In the global conversation about Israel and the Middle East, this should matter. But too often, those who position themselves as defenders of human rights become suddenly silent when the victims are allied with Israel, or when their suffering does not fit neatly into an anti-Israel narrative. This moral inconsistency is not just cowardly – it is dangerous. It rewards extremism and punishes moderation. It tells every minority in the region that if they choose peace with Israel, they choose abandonment by the world.

New Zealand, a nation known for its principled foreign policy and humanitarian commitments, has been conspicuously silent. Despite recent reports of Druze being targeted again in southern Syria, New Zealand has made no official comment. No condemnation. No statement of concern. Not even a symbolic gesture of solidarity. Its silence has been deafening.

And that silence is not neutral. It speaks louder than any statement could. It tells the Druze (and the world) that even nations that pride themselves on moral clarity will avert their gaze when the victims are inconvenient and the perpetrators ideologically complex.
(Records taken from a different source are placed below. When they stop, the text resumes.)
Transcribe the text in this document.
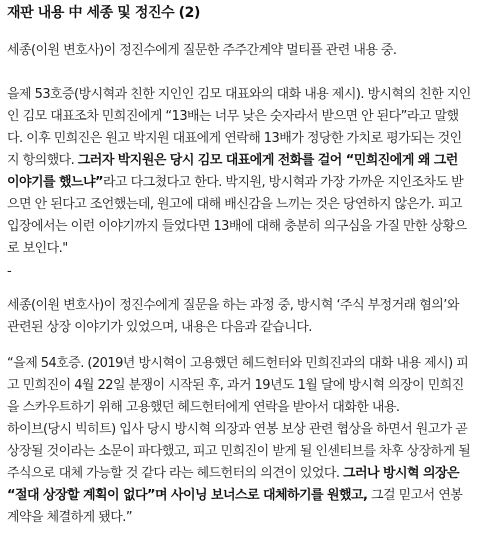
재판 내용 中 세종 및 정진수 (2)

세종(이원 변호사)이 정진수에게 질문한 주주간계약 멀티플 관련 내용 중.

을제 53호증(방시혁과 친한 지인인 김모 대표와의 대화 내용 제시). 방시혁의 친한 지인인 김모 대표조차 민희진에게 “13배는 너무 낮은 숫자라서 받으면 안 된다”라고 말했다. 이후 민희진은 원고 박지원 대표에게 연락해 13배가 정당한 가치로 평가되는 것인지 항의했다. 그러자 박지원은 당시 김모 대표에게 전화를 걸어 “민희진에게 왜 그런 이야기를 했느냐”라고 다그쳤다고 한다. 박지원, 방시혁과 가장 가까운 지인조차도 받으면 안 된다고 조언했는데, 원고에 대해 배신감을 느끼는 것은 당연하지 않은가. 피고 입장에서는 이런 이야기까지 들었다면 13배에 대해 충분히 의구심을 가질 만한 상황으로 보인다."

-

세종(이원 변호사)이 정진수에게 질문을 하는 과정 중, 방시혁 ‘주식 부정거래 혐의’와 관련된 상장 이야기가 있었으며, 내용은 다음과 같습니다.

“을제 54호증. (2019년 방시혁이 고용했던 헤드헌터와 민희진과의 대화 내용 제시) 피고 민희진이 4월 22일 분쟁이 시작된 후, 과거 19년도 1월 달에 방시혁 의장이 민희진을 스카우트하기 위해 고용했던 헤드헌터에게 연락을 받아서 대화한 내용.
하이브(당시 빅히트) 입사 당시 방시혁 의장과 연봉 보상 관련 협상을 하면서 원고가 곧 상장될 것이라는 소문이 파다했고, 피고 민희진이 받게 될 인센티브를 차후 상장하게 될 주식으로 대체 가능할 것 같다 라는 헤드헌터의 의견이 있었다. 그러나 방시혁 의장은 “절대 상장할 계획이 없다”며 사이닝 보너스로 대체하기를 원했고, 그걸 믿고서 연봉 계약을 체결하게 됐다.”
It signals that some lives are simply easier to ignore.

New Zealand has previously demonstrated courage on the world stage, whether standing against apartheid or advocating for nuclear disarmament. That legacy is worth preserving – but it demands consistency. If we champion human rights, we must do so even when the victims are few and their allies unpopular. The world does not need more posturing. It needs moral clarity.

The Druze have chosen dignity over dogma. They have chosen to serve and build rather than to destroy. And they have chosen to stand with Israel, even when it has cost them dearly. The least the world can do (the absolute least) is to stand with them in return.

New Zealand must speak. Because when it doesn’t, the message is still heard. And it is not one of justice.